“你倒是会哄我开心。”邹钧诠道:“我听闻,恶水泽中有一种妖物,叫做‘诡蟾’,一旦被要到后,无论这人功法道行多么高深,最终都会从被咬的地方不断向全身扩散,直至将被咬之人变作一只‘诡蟾’。此前我有发现师傅行步不稳,曾颇为奇怪,心想以师傅的本事怎会如此,今日总算明白了”
“你是说我们师傅中了‘诡蟾’的毒?”薛杏儿道。
“嗯!十之**。我们出泽之后曾与韩师姐交流,记得她曾轻描淡写的提过,不过我却没有放在心上,如今看来已经成了不可逆转的定局了。

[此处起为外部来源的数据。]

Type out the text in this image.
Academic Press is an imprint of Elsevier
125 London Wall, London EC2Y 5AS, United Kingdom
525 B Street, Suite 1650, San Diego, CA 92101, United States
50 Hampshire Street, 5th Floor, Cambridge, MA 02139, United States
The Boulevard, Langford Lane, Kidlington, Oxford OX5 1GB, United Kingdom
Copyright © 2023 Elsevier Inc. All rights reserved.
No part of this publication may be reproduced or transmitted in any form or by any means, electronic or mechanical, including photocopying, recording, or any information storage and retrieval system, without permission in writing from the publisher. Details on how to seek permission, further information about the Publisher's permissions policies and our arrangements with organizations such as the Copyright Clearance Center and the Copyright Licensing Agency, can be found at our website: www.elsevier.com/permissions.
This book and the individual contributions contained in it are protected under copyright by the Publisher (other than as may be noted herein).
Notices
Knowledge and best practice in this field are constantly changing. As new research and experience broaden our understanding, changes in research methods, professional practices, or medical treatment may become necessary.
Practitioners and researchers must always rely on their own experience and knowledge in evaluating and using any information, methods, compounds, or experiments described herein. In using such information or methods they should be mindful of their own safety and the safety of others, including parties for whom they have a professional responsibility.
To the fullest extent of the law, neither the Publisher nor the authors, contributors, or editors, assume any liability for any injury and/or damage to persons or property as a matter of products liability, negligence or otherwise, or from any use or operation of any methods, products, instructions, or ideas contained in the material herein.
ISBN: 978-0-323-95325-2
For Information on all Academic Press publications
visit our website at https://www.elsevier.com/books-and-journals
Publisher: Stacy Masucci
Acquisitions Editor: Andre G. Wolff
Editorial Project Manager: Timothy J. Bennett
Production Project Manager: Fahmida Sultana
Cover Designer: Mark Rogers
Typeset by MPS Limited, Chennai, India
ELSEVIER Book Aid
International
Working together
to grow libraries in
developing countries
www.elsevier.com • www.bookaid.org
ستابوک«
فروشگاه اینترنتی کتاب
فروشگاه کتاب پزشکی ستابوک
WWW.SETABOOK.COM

”邹钧诠道。
“可有解救之法。”薛杏儿道。
“如果说,在情况尚未恶化之时处置,我还有法子。不过现在已经无力回天了,为今之计只能是杀妖。”邹钧诠道。
“可是,事情怎会到了这种地步?”薛杏儿问道。
“若是我所猜不错。以师傅的道行一定不曾将蟾毒放在心上,一定是一直以道行压制着,想着此毒定会消退。殊不知,每压制成功一次后,毒性便更强一分,但是这毒却依旧不会发作,而是只在被‘诡蟾’咬伤的地方不叫伤口愈合。”邹钧诠道。
“我不信师傅不会寻药来解。”薛杏儿道。
“不曾有用,与用道行压制之法同理。保得住一时,却也是在饮正止渴。”邹钧诠道。
“所以说,等到毒发之时,已经来不及施救了。”薛杏儿道。
“正是。而且一旦变作‘诡蟾’,那么新变之蟾有多少妖力,其实已经由被咬之人此前的道行决定了。所以,之后必定是一场恶战。”邹钧诠道。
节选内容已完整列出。